Visual-Motor Dysfunction- the inability to process and reproduce visual images by writing or drawing. Symptoms can include poor pencil grip/writing, poor organization on written page, poor copying/spacing, and excessive erasing. Vision therapy is a treatment option.

Visual-Motor Skills- the ability of our eyes to guide our hands (eye hand coordination, visual-motor integration).

Visual Pathway- route of the nerve impulses from the retina along the optic nerve, and optic nerve radiations to the brain’s sensory cortex that is located at the base of the skull.

Visual Perceptual Disorders- information processing dysfunctions of the visual system. These dysfunctions can be a directionality/laterality disorder, visual form dysfunction, visual memory dysfunction, and visual-motor dysfunction. Vision therapy is a treatment option. (Also see “Perceptual Skills”)
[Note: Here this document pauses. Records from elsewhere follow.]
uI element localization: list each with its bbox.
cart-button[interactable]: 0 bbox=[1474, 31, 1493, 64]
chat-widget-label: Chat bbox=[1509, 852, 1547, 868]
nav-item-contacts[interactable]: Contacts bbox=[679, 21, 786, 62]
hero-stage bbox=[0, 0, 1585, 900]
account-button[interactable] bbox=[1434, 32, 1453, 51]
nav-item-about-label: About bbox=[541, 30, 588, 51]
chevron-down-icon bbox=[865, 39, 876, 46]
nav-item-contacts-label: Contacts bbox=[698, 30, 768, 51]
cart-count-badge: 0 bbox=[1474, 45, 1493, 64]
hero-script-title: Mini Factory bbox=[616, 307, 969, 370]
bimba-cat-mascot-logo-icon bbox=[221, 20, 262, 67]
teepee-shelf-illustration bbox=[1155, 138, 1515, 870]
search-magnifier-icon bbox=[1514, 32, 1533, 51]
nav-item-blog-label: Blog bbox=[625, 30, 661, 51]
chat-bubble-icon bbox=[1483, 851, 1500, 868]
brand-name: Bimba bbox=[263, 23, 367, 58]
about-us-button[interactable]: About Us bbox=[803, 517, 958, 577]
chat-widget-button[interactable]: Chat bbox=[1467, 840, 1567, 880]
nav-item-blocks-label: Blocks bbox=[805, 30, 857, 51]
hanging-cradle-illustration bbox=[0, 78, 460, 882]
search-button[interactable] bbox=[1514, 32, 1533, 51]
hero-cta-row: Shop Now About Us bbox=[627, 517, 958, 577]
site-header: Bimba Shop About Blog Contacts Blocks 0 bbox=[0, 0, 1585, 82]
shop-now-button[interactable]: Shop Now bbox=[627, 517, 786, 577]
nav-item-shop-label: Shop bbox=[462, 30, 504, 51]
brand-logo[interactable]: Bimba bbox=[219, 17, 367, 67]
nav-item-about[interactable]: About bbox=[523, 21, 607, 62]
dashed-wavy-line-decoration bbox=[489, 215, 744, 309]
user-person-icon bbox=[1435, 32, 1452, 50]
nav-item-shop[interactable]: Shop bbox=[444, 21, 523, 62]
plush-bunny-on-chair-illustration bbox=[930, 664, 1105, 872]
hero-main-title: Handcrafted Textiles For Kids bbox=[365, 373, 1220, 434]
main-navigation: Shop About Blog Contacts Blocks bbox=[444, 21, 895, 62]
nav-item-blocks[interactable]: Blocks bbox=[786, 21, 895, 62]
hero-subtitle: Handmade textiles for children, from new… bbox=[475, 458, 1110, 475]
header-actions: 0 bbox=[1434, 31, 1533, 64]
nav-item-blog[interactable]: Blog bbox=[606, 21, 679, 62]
Visual Perceptual Skills- the ability to organize and interpret information that is seen and give it meaning. These information-processing skills include figure-ground, form constancy, spatial relations, visual closure, visual discrimination, visual memory, and visualization.

Visual-Sensory Integration- after visual data is gathered, it is processed and combined in the brain with information from hearing (auditory-visual integration), balance (gross-motor/bilateral integration), posture, and movement (visual-motor integration).

Visual Sequential Memory- ability to recall a sequence of numbers, letters or objects in the order they were originally given.

Visual Skills- are accommodation (eye focusing), binocularity (eye teaming), and oculomotor skills (eye movement), which are neuro-muscular abilities that are controlled by muscles inside and outside of the eye and are networked with the brain.

Visualization- the ability to crate and manipulate mental pictures of an object or concept on the basis of past visual experience and memory. Essential in reading and playing sports.

Wandering Eye(s)- see “Exotropia”.

Wheatstone Stereoscope -an instrument designed to present separate images to each eye. Each eye can see independently. Two plane mirrors are joined at one edge at a 90-degree angle and two target holders, one opposite one mirror and the other, mounted on a screw base which, when turned, synchronously moves the targets toward or away from each other. The Amblyoscope, Troposcope, Synoptophore, and the Bernell Mirror Stereoscope are examples of this design.

Yoked Prismsa wedge-shaped lens which is thicker on one edge than the other. The prism bases (thicker end) are in the same direction for both eyes (up, down, left, or right). Yoked prisms are used to train or compensate for a binocular dysfunction (eye teaming problem) or a visual field loss. Sometimes used in optometric vision therapy programs.